Wednesday, September 29, 2004
Posted 1:50 PM by Sean
The difference between Monday's game and last night's 8-2 pasting of the Rangers wasn't just the difference between a hard-fought victory and a blowout. It was the difference between wild creativity and solid production; the difference between a novel that pushes the boundaries of literature and a well-thought-out business proposal. The former lives forever in our memories, but the latter's how you pay the bills over the long term.
I actually had a premium seat for last night's game - six rows back, one section to the first-base side of the plate. My wife, hallowed be her name, ponied up the ludicrious $55 they charge for that seat as a birthday present. I may be spoiled for upper deck seats now; the fairly small amount of foul ground behind the plate at Ameriquest Field meant that I could see the speed and break on every pitch even better than I could've if I'd watched it on TV.
So I was actually in pretty good position to see Escobar's pitches as he became the first member of the rotation to go on short rest. And I have to say that, initially at least, I was unimpressed. During his first time through the lineup, he seemed to fall behind hitters too often, and got a couple of outs on balls that were pretty much smoked right at someone. During his second spin through, though, he was nearly unhittable, finding his spots and changing speeds well. The Rangers got back on him a little by the time the sixth inning rolled around, but by that time the Angels had a comfortable lead.
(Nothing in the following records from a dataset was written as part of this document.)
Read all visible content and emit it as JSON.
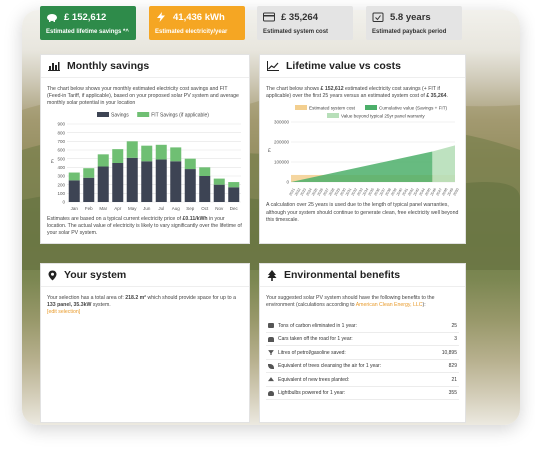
{
  "stats": [
    {
      "value": "£ 152,612",
      "label": "Estimated lifetime savings *^",
      "icon": "piggy-bank-icon"
    },
    {
      "value": "41,436 kWh",
      "label": "Estimated electricity/year",
      "icon": "lightning-icon"
    },
    {
      "value": "£ 35,264",
      "label": "Estimated system cost",
      "icon": "credit-card-icon"
    },
    {
      "value": "5.8 years",
      "label": "Estimated payback period",
      "icon": "calendar-check-icon"
    }
  ],
  "monthly": {
    "title": "Monthly savings",
    "intro": "The chart below shows your monthly estimated electricity cost savings and FIT (Feed-in Tariff, if applicable), based on your proposed solar PV system and average monthly solar potential in your location",
    "footnote_a": "Estimates are based on a typical current electricity price of ",
    "price": "£0.11/kWh",
    "footnote_b": " in your location. The actual value of electricity is likely to vary significantly over the lifetime of your solar PV system."
  },
  "lifetime": {
    "title": "Lifetime value vs costs",
    "intro_a": "The chart below shows ",
    "savings": "£ 152,612",
    "intro_b": " estimated electricity cost savings (+ FIT if applicable) over the first 25 years versus an estimated system cost of ",
    "cost": "£ 35,264",
    "intro_c": ".",
    "footnote": "A calculation over 25 years is used due to the length of typical panel warranties, although your system should continue to generate clean, free electricity well beyond this timescale."
  },
  "system": {
    "title": "Your system",
    "text_a": "Your selection has a total area of: ",
    "area": "218.2 m²",
    "text_b": " which should provide space for up to a ",
    "panels": "133 panel, 35.3kW",
    "text_c": " system.",
    "edit_label": "[edit selection]"
  },
  "benefits": {
    "title": "Environmental benefits",
    "intro_a": "Your suggested solar PV system should have the following benefits to the environment (calculations according to ",
    "source": "American Clean Energy, LLC",
    "intro_b": "):",
    "rows": [
      {
        "label": "Tons of carbon eliminated in 1 year:",
        "value": "25"
      },
      {
        "label": "Cars taken off the road for 1 year:",
        "value": "3"
      },
      {
        "label": "Litres of petrol/gasoline saved:",
        "value": "10,895"
      },
      {
        "label": "Equivalent of trees cleansing the air for 1 year:",
        "value": "829"
      },
      {
        "label": "Equivalent of new trees planted:",
        "value": "21"
      },
      {
        "label": "Lightbulbs powered for 1 year:",
        "value": "355"
      }
    ]
  },
  "chart_data": [
    {
      "type": "bar",
      "categories": [
        "Jan",
        "Feb",
        "Mar",
        "Apr",
        "May",
        "Jun",
        "Jul",
        "Aug",
        "Sep",
        "Oct",
        "Nov",
        "Dec"
      ],
      "series": [
        {
          "name": "Savings",
          "values": [
            250,
            280,
            410,
            450,
            510,
            470,
            490,
            470,
            380,
            300,
            200,
            170
          ],
          "color": "#3d4454"
        },
        {
          "name": "FIT Savings (if applicable)",
          "values": [
            90,
            110,
            140,
            160,
            190,
            180,
            170,
            160,
            120,
            100,
            70,
            60
          ],
          "color": "#6fbf73"
        }
      ],
      "ylim": [
        0,
        900
      ],
      "yticks": [
        0,
        100,
        200,
        300,
        400,
        500,
        600,
        700,
        800,
        900
      ],
      "ylabel": "£",
      "stacked": true,
      "grid": true,
      "legend": "top"
    },
    {
      "type": "area",
      "x": [
        "2021",
        "2022",
        "2023",
        "2024",
        "2025",
        "2026",
        "2027",
        "2028",
        "2029",
        "2030",
        "2031",
        "2032",
        "2033",
        "2034",
        "2035",
        "2036",
        "2037",
        "2038",
        "2039",
        "2040",
        "2041",
        "2042",
        "2043",
        "2044",
        "2045",
        "2046",
        "2047",
        "2048",
        "2049",
        "2050"
      ],
      "series": [
        {
          "name": "Estimated system cost",
          "color": "#f3cf8f"
        },
        {
          "name": "Cumulative value (Savings + FIT)",
          "color": "#4caf6a"
        },
        {
          "name": "Value beyond typical 25yr panel warranty",
          "color": "#b7dfb9"
        }
      ],
      "system_cost": 35264,
      "value_year25": 152612,
      "value_year30": 183000,
      "warranty_years": 25,
      "ylim": [
        0,
        300000
      ],
      "yticks": [
        0,
        100000,
        200000,
        300000
      ],
      "ylabel": "£",
      "grid": true,
      "legend": "top"
    }
  ]
}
I think, all things considered, Scioscia pulled him at exactly the right time - six innings pitched, 80 pitches thrown.
Shields, in throwing two perfect innings of relief, was fantastic. He had the best movement on his pitches of anyone throwing last night, and, to be honest, I'd like to know why he didn't just finish up the game. Three innings is a bunch for a reliever, but Shields has certainly done it before, and had only thrown 18 in the first two. Instead, the Angels used Donnelly, who ended up throwing 24 pitches to get through just the ninth.
About the hitting, it was obviously nice to see so much offensive production. They took care of business, wrote the business proposal, covered their bases (so to speak), and closed the deal. Let me say this, however:
Vlad Guerrero is a monster.
Yeah, yeah, what else is new. But lookit: none of the home runs hit in last night were particularly in doubt. They all had the right sound and the right trajectory off the bat; there were no cheapies. But that second homer of Vlad's just shocked the crowd; there was a palpable sense that, even for a home run, that ball had been obliterated.
Perhaps the most interesting move of the night, though, belonged to Buck Showalter when he brought in Joaquin Benoit to pitch the final three innings of an 8-2 ballgame. I can only surmise that he was trying to hold the Angels down to give the Rangers' bats a chance, which is to some extent understandable. And the "hold the Angels down" part worked out, at least - Benoit threw three scoreless, albeit not brilliant, innings. The problem for the Rangers this presents is that Benoit had been scheduled to pitch against the Angels on Wednesday night. If you'll recall, Benoit had the Angels completely flummoxed two starts ago, September 18 in Anaheim. On that occasion, he went four innings, giving up two hits and no runs while walking three and striking out six. He had also pitched in Anaheim on July 27, going two innings and giving up no runs on three hits, walking none and striking out three. In fact, his lone run surrendered to the Angels this year was back on April 11. His 2004 numbers against the Halos:
8.0 IP, 1 ER, 7 H, 4 BB, 10 K
So, instead of facing Benoit, who apparently has their number this year, the Angels will draw Kameron Loe, the recipient of the Rangers organization's 2004 Nolan Ryan Award for minor-league pitcher of the year, who split most of this year between Double-A and Triple-A. I'm sure he's a talented guy, but that sounds like good news to me - although, of course, the Angels have a troubling history of hitting poorly off guys fresh up from the minors.
At this point, the Rangers are not mathematically eliminated. In addition to winning the rest of their games, they need the A's to lose both of their remaining games with Seattle, and for the A's and Angels to split their final three-game series - at which point the Rangers would be tied with whichever team won two of those three games. The speculation on the call-in show last night was, therefore, that if the Rangers manage a win tonight, and the A's lose to Seattle, the Rangers would bring Ryan Drese back on short rest for Thursday afternoon's game instead of starting Chris Young. This may be a case of pick your poison - Young dominated the Angels in Anaheim last week for six innings, while Drese, though Texas's best pitcher this year, got slapped around in his last start.